W przypadku komarów, właściwie wszystkich zwierząt, organizmów, które się płciowo rozmnażają, tutaj przekazywanie genów to jest mniej więcej 50 proc. Natomiast jeżeli zastosujemy tę metodę, którą zastosowano właśnie w tej metodzie...
...dziedziczenie przyspieszone, tak to jest nazwane.
Tak, to jest tak zwany transfer genów. Nie tylko zmieniono geny, dodano dwa geny inne, ale jeszcze spowodowano, że całe potomstwo tych komarów ma szansę przejęcia tej mutacji.
Czyli tej mutacji, która nie przenosi malarii i jest odporna na malarię.
Wszystkie komary będą po jakimś czasie, w ciągu kilku pokoleń, odporne na zarodźce przenoszące malarię.
Tak jak pani powiedziała, podobne badania, jak te opisane przez naukowców z Kalifornii prowadzi się w tych właśnie bardzo hermetycznych warunkach i pewnie ze świadomością, że to jest swoista zabawa w Boga - kreowanie organizmów na potrzeby rodzaju ludzkiego innych organizmów, nie tylko ludzkich. Przyjdzie czas na wypuszczenie tych komarów na wolność i modyfikowanie całego środowiska na ziemi?
To jest bardzo niebezpieczna sprawa. Na początku, w pierwszej kolejności muszą być dokonane różne badania, muszą być sprawdzone te komary, czy przypadkiem nie są w stanie przekazać tych zmian innym organizmom. Więc one będą badane...
...ale chyba by nikomu nie szkodziło wyeliminowanie malarii.

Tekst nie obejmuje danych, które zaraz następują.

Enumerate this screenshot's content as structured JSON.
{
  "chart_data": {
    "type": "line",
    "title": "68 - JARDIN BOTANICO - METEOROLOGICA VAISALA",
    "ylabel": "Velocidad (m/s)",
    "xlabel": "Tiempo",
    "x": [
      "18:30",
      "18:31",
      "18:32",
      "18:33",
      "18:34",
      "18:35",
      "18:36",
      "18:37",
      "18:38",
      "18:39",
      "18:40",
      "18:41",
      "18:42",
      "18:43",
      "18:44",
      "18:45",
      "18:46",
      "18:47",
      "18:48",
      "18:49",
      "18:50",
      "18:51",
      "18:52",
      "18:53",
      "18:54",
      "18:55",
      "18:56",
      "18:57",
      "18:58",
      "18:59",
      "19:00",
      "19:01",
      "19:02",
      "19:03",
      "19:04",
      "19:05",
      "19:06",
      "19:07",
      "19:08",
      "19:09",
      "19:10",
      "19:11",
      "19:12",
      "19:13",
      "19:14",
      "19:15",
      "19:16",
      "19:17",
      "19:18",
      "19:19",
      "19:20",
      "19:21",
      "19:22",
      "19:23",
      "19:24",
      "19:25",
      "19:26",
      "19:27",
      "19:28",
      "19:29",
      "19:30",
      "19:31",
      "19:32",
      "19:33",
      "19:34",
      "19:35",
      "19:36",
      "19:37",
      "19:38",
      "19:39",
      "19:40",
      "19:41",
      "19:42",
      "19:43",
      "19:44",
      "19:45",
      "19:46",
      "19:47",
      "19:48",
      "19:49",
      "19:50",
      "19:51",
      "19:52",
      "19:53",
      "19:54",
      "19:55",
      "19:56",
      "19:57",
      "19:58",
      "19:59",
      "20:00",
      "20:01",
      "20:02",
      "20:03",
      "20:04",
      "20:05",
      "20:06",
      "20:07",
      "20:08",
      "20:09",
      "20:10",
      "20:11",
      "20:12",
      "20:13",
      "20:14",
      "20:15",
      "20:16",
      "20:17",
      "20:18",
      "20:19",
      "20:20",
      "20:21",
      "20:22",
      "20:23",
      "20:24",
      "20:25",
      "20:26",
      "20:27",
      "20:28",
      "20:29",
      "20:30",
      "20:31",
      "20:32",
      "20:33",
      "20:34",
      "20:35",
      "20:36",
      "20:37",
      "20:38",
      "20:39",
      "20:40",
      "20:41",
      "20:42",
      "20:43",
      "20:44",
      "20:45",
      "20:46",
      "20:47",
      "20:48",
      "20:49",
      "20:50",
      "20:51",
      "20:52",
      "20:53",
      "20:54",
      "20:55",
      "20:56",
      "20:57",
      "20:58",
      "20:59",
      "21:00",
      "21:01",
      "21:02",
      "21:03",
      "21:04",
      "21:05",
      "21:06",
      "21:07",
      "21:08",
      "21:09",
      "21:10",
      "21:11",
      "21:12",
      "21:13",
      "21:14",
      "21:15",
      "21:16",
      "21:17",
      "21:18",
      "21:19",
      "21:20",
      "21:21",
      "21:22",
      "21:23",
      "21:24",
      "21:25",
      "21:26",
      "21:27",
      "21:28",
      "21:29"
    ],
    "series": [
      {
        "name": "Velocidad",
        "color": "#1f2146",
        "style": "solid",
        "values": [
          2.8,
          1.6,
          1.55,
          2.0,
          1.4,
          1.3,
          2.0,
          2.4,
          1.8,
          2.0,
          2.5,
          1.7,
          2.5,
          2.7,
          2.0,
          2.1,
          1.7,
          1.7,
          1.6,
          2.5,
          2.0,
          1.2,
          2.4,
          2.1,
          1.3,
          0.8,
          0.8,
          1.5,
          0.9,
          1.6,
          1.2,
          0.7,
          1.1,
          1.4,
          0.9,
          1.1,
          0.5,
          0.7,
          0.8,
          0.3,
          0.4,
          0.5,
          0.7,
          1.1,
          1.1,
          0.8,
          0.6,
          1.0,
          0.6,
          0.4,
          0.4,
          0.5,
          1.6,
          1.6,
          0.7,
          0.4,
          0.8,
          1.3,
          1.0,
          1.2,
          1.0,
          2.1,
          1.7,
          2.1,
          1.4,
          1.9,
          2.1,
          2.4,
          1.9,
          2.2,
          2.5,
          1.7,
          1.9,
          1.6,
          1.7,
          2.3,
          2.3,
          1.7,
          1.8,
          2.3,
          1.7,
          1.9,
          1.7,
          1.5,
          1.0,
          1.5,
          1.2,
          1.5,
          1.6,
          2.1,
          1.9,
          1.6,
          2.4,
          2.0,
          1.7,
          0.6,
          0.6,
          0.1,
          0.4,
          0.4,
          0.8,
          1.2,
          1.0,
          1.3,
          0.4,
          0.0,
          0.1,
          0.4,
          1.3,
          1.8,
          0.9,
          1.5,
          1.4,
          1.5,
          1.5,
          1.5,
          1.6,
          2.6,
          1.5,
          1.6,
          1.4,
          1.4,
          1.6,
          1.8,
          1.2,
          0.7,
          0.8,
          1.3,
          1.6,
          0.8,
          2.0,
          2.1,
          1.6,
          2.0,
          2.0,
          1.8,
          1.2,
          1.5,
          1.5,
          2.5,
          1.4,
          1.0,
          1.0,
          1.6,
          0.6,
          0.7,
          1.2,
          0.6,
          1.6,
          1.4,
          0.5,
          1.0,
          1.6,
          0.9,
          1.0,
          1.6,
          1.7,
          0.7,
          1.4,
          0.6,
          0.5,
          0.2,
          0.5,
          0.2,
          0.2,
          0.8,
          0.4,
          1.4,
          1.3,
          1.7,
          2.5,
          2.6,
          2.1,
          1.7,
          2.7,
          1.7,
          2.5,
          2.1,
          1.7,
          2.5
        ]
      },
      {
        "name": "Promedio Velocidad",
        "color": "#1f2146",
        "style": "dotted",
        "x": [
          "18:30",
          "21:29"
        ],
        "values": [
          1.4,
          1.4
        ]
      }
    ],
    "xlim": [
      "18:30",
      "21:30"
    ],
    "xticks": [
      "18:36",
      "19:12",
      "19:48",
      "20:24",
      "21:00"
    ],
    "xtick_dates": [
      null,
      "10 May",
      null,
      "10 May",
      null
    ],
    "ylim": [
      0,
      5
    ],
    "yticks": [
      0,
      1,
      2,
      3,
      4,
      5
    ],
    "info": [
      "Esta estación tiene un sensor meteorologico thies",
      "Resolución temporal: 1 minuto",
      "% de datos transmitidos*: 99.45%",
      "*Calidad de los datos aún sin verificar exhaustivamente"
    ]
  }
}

No nie wiem. Może się cały świat w tym momencie zmienić, wszystkie ekosystemy. Możemy nie być później w stanie zapanować nad tym, bo nad komarami jeszcze ci naukowcy są w stanie zapanować. Mają zamiar przeprowadzać doświadczenia w terenie. Czyli na początku to nie jest taki teren zupełnie wolny, tylko jakieś ogromne szklarnie. Mają zamiar to przeprowadzać w Zambii, jeżeli się rząd tamtejszy zgodzi na to, dopiero później myśleć o tym, co dalej. Czy można by było zaryzykować czy nie.
Bo to są kwestie nie tylko technologiczne, które da się zamknąć w szklarni, ale i moralne, prawne, religijne być może.
Wiadomo, że jeżeli ktoś słyszy o edytowaniu genomu, to od razu przekłada to na edytowanie genomu ludzkiego, co też ma miejsce.